'For yourself but not by yourself' is a hackneyed phrase in business.

During his forty years of service in the business sector, FDS Anglia and London’s Nick Williams has seen countless franchises and businesses thrive and fail. Here, he talks to The Franchise Magazine about his views on the state of franchising in the UK today and how companies must mature to meet the evolving needs of the consumer.

In four decades of business, the world has changed significantly. The emergence of the Internet, ultra-communication and logistical efficiency practices have reshaped the business world to be unrecognisable. But throughout the turbulence, Nick Williams has piloted his way to the forefront of corporate activity – which today is notably pedestrian. He explains: “The lack of capital in the world today makes it harder for people to access cash to achieve their objectives.”

“Franchisors have been more cautious, I think, to take expansionist steps - until recently.”

However, according to Nick, businesses are about to see an increase in consumer activity as the economy moves towards recovery. He adds: “There seems to be growing anecdotal and concrete evidence that people are gaining in confidence and are taking steps that were previously in the back of their minds.

“We are seeing would-be franchisors coming to the market, where 12 months ago we weren’t seeing them.”

Nick believes this recent development in expansionist plans from franchisors has been triggered by franchisor foresight: “Firstly, they, as businesspeople, can now see confidence coming back to the economy and, as businesspeople tend to take a longer-term view, they are gearing-up ready for that expected freer approach from consumers.
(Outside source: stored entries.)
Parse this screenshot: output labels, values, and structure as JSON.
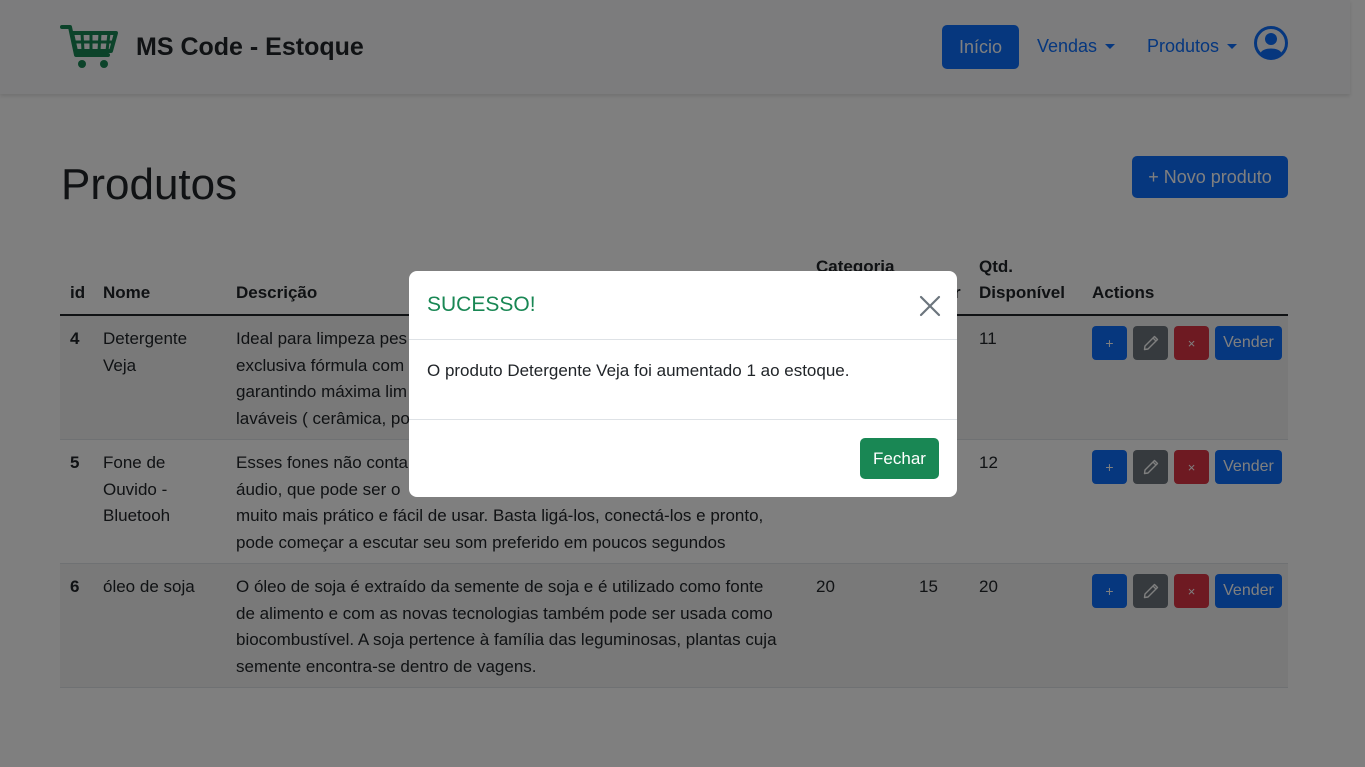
{
  "brand": {
    "title": "MS Code - Estoque",
    "icon": "shopping-cart-icon",
    "color": "#198754"
  },
  "nav": {
    "inicio": "Início",
    "vendas": "Vendas",
    "produtos": "Produtos",
    "avatar_icon": "user-circle-icon"
  },
  "page": {
    "title": "Produtos",
    "new_button": "+ Novo produto"
  },
  "table": {
    "headers": {
      "id": "id",
      "nome": "Nome",
      "descricao": "Descrição",
      "categoria": "Categoria",
      "preco_partial": "r",
      "qtd_line1": "Qtd.",
      "qtd_line2": "Disponível",
      "actions": "Actions"
    },
    "rows": [
      {
        "id": "4",
        "nome_l1": "Detergente",
        "nome_l2": "Veja",
        "desc_l1": "Ideal para limpeza pes",
        "desc_l2": "exclusiva fórmula com",
        "desc_l3": "garantindo máxima lim",
        "desc_l4": "laváveis ( cerâmica, po",
        "qtd": "11"
      },
      {
        "id": "5",
        "nome_l1": "Fone de",
        "nome_l2": "Ouvido -",
        "nome_l3": "Bluetooh",
        "desc_l1": "Esses fones não contar",
        "desc_l2": "áudio, que pode ser o",
        "desc_l3": "muito mais prático e fácil de usar. Basta ligá-los, conectá-los e pronto,",
        "desc_l4": "pode começar a escutar seu som preferido em poucos segundos",
        "qtd": "12"
      },
      {
        "id": "6",
        "nome_l1": "óleo de soja",
        "desc_l1": "O óleo de soja é extraído da semente de soja e é utilizado como fonte",
        "desc_l2": "de alimento e com as novas tecnologias também pode ser usada como",
        "desc_l3": "biocombustível. A soja pertence à família das leguminosas, plantas cuja",
        "desc_l4": "semente encontra-se dentro de vagens.",
        "categoria": "20",
        "preco": "15",
        "qtd": "20"
      }
    ],
    "action_labels": {
      "plus": "+",
      "delete": "×",
      "vender": "Vender"
    }
  },
  "modal": {
    "title": "SUCESSO!",
    "message": "O produto Detergente Veja foi aumentado 1 ao estoque.",
    "close_button": "Fechar"
  }
}
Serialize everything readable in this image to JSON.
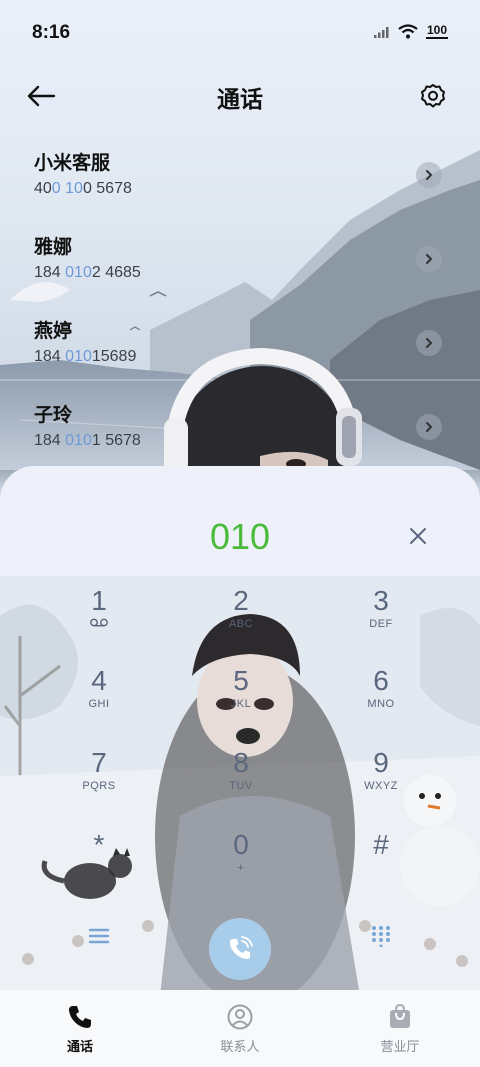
{
  "status_bar": {
    "time": "8:16",
    "battery": "100",
    "icons": [
      "signal-icon",
      "wifi-icon",
      "battery-icon"
    ]
  },
  "header": {
    "title": "通话",
    "back_icon": "back-arrow-icon",
    "settings_icon": "gear-icon"
  },
  "call_log": [
    {
      "name": "小米客服",
      "number_prefix": "40",
      "number_match": "0 10",
      "number_suffix": "0 5678"
    },
    {
      "name": "雅娜",
      "number_prefix": "184 ",
      "number_match": "010",
      "number_suffix": "2 4685"
    },
    {
      "name": "燕婷",
      "number_prefix": "184 ",
      "number_match": "010",
      "number_suffix": "15689"
    },
    {
      "name": "子玲",
      "number_prefix": "184 ",
      "number_match": "010",
      "number_suffix": "1 5678"
    }
  ],
  "dialer": {
    "input_value": "010",
    "input_color": "#4cbb3c",
    "highlight_color": "#6f9ad8",
    "keys": [
      {
        "digit": "1",
        "letters": "voicemail-icon"
      },
      {
        "digit": "2",
        "letters": "ABC"
      },
      {
        "digit": "3",
        "letters": "DEF"
      },
      {
        "digit": "4",
        "letters": "GHI"
      },
      {
        "digit": "5",
        "letters": "JKL"
      },
      {
        "digit": "6",
        "letters": "MNO"
      },
      {
        "digit": "7",
        "letters": "PQRS"
      },
      {
        "digit": "8",
        "letters": "TUV"
      },
      {
        "digit": "9",
        "letters": "WXYZ"
      },
      {
        "digit": "*",
        "letters": ","
      },
      {
        "digit": "0",
        "letters": "+"
      },
      {
        "digit": "#",
        "letters": ""
      }
    ],
    "call_button_color": "#a8cdea"
  },
  "bottom_nav": {
    "items": [
      {
        "label": "通话",
        "icon": "phone-icon",
        "active": true
      },
      {
        "label": "联系人",
        "icon": "person-icon",
        "active": false
      },
      {
        "label": "营业厅",
        "icon": "bag-icon",
        "active": false
      }
    ]
  }
}
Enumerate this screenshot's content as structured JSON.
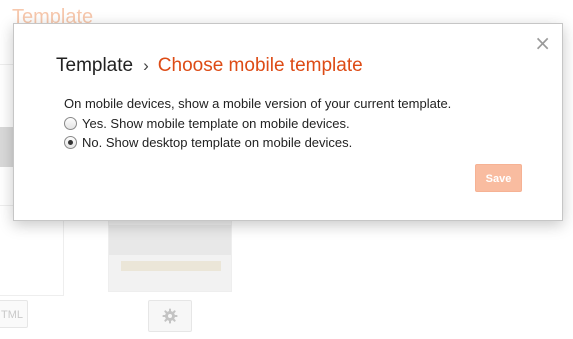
{
  "background": {
    "page_title": "Template",
    "html_button_label": "TML",
    "gear_icon": "gear-icon"
  },
  "dialog": {
    "breadcrumb_root": "Template",
    "breadcrumb_separator": "›",
    "breadcrumb_current": "Choose mobile template",
    "intro": "On mobile devices, show a mobile version of your current template.",
    "options": [
      {
        "label": "Yes. Show mobile template on mobile devices.",
        "checked": false
      },
      {
        "label": "No. Show desktop template on mobile devices.",
        "checked": true
      }
    ],
    "save_label": "Save",
    "close_glyph": "×",
    "save_state": "disabled"
  },
  "colors": {
    "accent": "#dd4b15",
    "save_disabled": "#f9bca0"
  }
}
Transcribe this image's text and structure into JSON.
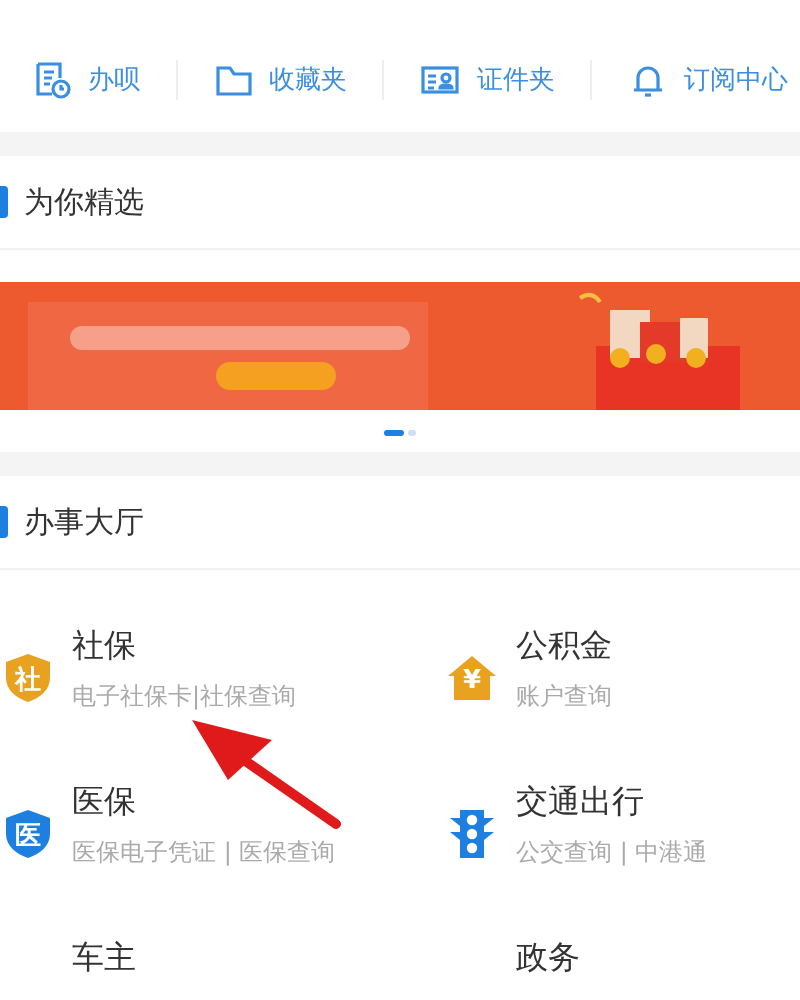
{
  "shortcuts": [
    {
      "kind": "doc-clock",
      "label": "办呗"
    },
    {
      "kind": "folder",
      "label": "收藏夹"
    },
    {
      "kind": "id-card",
      "label": "证件夹"
    },
    {
      "kind": "bell",
      "label": "订阅中心"
    }
  ],
  "featured": {
    "title": "为你精选",
    "pager": [
      {
        "selected": true
      },
      {
        "selected": false
      }
    ]
  },
  "hall": {
    "title": "办事大厅",
    "services": [
      {
        "kind": "shield",
        "color": "#e8a21f",
        "icon_text": "社",
        "title": "社保",
        "subtitle": "电子社保卡|社保查询"
      },
      {
        "kind": "house",
        "color": "#e8a21f",
        "icon_text": "¥",
        "title": "公积金",
        "subtitle": "账户查询"
      },
      {
        "kind": "shield",
        "color": "#1d7fe0",
        "icon_text": "医",
        "title": "医保",
        "subtitle": "医保电子凭证 | 医保查询"
      },
      {
        "kind": "traffic-light",
        "color": "#1d7fe0",
        "title": "交通出行",
        "subtitle": "公交查询 | 中港通"
      },
      {
        "title": "车主"
      },
      {
        "title": "政务"
      }
    ]
  },
  "annotation": {
    "kind": "arrow"
  }
}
“If you have a half-decent business and you want to grow it, what are you going to do? Your cash reserves have probably been eaten into and you have likely got the management team down as thin as it can go. But you have a good idea or a good product or brand. You know demand is going to build up; you need to act on that. The best way must be franchising.”

No matter how well-structured a business model is, a company can never be truly successful without the right people in place. Nick reiterates that this concept is never truer than in franchising: “Franchising is a relationship like no other. The phrase: ‘for yourself but not by yourself’ is a hackneyed phrase in business. But it sums up franchising beautifully.

“I have seen a lot of businesses succeed through what is the innate ability of someone within that company to do business.

“Those that have failed have been, by and large, the people who thought they had a good idea but didn’t have the capability to see it through. Having someone with the ability to look ahead, to do the counterintuitive thing, to take a longer view and make unpopular decisions, that does make a difference. You have to have people who stand out, which is the role of the franchisor.”

In line with mainstream opinion, Nick recognises innovative businesses with fresh energy are ones to watch out for as new franchisors, but is keen to point out that these young business concepts must evolve in order to stand any chance of achieving longevity. He concludes: “Businesses should mature as they become more established and logically larger. As they employ more people or have more franchise owners, their responsibilities change. You can’t behave like an ill-educated teenager when you are supposed to be a mature adult – it doesn’t wash.

“There comes a time when a business has to grow up. I bet Virgin is nowhere near as exciting a place to work as it was 20 years ago – but then you could not have had that frenetic style forever. A business has to become more solid and stable – not boring, but more grown-up in order to meet the needs of the consumer who places value in the brand and in order to protect the stakeholders.

“I don’t believe that businesses that have grown to a certain size can continue to act in such an off-the-wall way as they did when they were getting going. They will still have new ideas, but they are unlikely to have the light bulb moment. A brand has to continually evolve.”